Die TSI begrüßt die Vorschläge der Europäischen Kommission grundsätzlich, bieten sie doch die Chance für eine nachhaltige Stärkung der Verbriefungsmärkte und Erhöhung der Wettbewerbsfähigkeit Europas. Nach erster Lektüre wird allerdings deutlich, dass die nach Einschätzung der Europäischen Kommission „ausgewogenen Vorschläge“ zwar eine ganze Reihe von Verbesserungen beinhalten, jedoch unter zahlreichen Einschränkungen und um den Preis einer übermäßigen Komplexität. Hier scheinen Nachbesserungen erforderlich.

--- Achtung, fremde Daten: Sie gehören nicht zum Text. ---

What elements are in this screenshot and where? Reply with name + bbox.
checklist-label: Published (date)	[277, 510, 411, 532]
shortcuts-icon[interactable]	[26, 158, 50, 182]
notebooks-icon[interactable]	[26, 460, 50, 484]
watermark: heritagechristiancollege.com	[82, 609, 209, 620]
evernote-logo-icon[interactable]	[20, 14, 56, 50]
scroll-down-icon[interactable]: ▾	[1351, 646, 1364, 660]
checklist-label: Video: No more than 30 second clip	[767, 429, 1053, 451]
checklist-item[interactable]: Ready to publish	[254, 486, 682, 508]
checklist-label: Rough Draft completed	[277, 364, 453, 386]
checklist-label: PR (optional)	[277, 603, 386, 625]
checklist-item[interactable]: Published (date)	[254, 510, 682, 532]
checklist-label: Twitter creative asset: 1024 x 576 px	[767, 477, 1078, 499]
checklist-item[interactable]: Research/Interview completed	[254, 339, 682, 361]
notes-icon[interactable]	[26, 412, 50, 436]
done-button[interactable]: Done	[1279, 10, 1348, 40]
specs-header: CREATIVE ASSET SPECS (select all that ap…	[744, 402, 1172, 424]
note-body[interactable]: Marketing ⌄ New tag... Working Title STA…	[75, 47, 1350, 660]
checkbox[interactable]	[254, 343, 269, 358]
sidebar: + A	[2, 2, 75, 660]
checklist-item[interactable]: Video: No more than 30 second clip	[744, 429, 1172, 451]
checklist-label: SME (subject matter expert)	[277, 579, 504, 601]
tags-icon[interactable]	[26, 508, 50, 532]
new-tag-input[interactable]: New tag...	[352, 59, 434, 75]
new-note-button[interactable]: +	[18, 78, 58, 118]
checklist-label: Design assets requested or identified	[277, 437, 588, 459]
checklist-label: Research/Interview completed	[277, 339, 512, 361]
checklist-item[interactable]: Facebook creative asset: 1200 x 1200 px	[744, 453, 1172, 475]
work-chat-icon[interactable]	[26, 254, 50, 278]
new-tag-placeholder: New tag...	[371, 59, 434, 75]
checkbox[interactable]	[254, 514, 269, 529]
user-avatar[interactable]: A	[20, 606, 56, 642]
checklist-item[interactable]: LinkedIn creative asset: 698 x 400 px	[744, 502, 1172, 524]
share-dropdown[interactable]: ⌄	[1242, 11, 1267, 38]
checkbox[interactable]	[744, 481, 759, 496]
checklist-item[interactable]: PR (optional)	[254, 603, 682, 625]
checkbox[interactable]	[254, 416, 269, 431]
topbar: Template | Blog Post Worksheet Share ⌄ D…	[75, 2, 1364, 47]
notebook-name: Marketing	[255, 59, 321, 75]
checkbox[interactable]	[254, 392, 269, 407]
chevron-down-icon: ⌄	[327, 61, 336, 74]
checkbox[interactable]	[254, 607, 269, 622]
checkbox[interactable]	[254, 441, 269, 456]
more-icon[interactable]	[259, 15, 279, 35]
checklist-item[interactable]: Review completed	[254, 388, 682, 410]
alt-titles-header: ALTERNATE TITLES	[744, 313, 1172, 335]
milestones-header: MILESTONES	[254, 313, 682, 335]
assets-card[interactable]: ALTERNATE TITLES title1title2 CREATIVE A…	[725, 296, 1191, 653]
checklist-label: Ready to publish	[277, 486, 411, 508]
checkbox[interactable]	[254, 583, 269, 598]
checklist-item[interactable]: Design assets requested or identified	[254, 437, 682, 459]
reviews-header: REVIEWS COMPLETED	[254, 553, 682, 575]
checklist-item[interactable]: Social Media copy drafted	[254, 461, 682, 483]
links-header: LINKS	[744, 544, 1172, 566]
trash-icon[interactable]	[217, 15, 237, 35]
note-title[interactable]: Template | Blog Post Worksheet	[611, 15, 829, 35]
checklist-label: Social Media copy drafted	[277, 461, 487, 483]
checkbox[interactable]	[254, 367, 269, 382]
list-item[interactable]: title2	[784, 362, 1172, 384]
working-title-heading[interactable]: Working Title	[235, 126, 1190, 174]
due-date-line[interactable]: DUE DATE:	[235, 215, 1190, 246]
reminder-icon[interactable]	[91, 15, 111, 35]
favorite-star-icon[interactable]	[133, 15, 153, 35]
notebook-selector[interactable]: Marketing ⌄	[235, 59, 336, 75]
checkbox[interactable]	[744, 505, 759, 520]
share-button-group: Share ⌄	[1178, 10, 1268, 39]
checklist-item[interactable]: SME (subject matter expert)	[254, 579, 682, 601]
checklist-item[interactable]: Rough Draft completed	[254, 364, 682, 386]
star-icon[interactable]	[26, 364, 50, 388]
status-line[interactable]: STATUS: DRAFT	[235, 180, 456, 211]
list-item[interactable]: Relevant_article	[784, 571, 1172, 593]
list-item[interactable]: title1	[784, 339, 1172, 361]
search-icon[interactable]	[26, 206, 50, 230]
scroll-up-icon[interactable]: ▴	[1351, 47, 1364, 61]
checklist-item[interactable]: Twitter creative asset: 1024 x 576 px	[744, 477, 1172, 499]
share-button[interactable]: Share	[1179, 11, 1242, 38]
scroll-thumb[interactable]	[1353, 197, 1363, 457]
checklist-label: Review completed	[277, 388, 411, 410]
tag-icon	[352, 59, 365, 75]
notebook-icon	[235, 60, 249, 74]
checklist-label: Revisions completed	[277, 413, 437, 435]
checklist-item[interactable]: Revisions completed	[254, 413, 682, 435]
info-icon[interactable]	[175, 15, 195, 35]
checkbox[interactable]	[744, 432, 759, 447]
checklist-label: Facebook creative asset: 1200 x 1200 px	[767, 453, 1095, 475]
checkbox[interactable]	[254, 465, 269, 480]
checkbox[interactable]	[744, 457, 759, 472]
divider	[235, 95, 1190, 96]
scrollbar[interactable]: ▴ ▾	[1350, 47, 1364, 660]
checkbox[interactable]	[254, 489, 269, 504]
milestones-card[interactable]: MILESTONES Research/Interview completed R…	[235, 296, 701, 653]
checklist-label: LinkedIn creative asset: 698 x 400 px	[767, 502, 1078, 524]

Im Folgenden greifen wir einige wesentliche Aspekte mit einer kurzen Einwertung auf:
SECR
- Art. 5: Die angestrebte Vereinfachung der Due Diligence Vorschriften begrüßen wir, da unnötige Doppel- bzw. Dreifachbelastungen reduziert werden, ohne dass es zu qualitativen Abstrichen kommt. Leider könnte die Einführung von zusätzlichen, unverhältnismäßigen Haftungsregeln den gegenteiligen Effekt bewirken.
- Art. 7, öffentliche Verbriefungen: Der Abbau dysfunktionaler Reportingvorschriften ist natürlich richtig. Gleichzeitig ist sicherzustellen, dass die neue, sehr breite Definition von öffentlichen Verbriefungen nicht zu Kollateralschäden führt und bilaterale oder syndizierte Transaktionen plötzlich als öffentlich einzustufen sind.
- Art. 7, private Verbriefungen: Die beabsichtigte Meldepflicht privater Verbriefungen an ein Verbriefungsregister begrüßen wir. Die entsprechende Evidenz haben AFME, EDW und TSI im Rahmen der European Benchmark Exercise (siehe TSI kompakt vom 24. Februar 2025) in den vergangenen 4 Jahren erbracht, bei der 12 europäische Banken im Rahmen eines freiwilligen Reportings wesentlich zur Markttransparenz von des ABCP-Marktes beigetragen haben. Folgende Punkte sind allerdings dringend zu beachten:
- Zielsetzung muss die Markttransparenz auf aggregierter Ebene für die Aufsichtsbehörden sein, so hat es auch die Europäische Kommission formuliert.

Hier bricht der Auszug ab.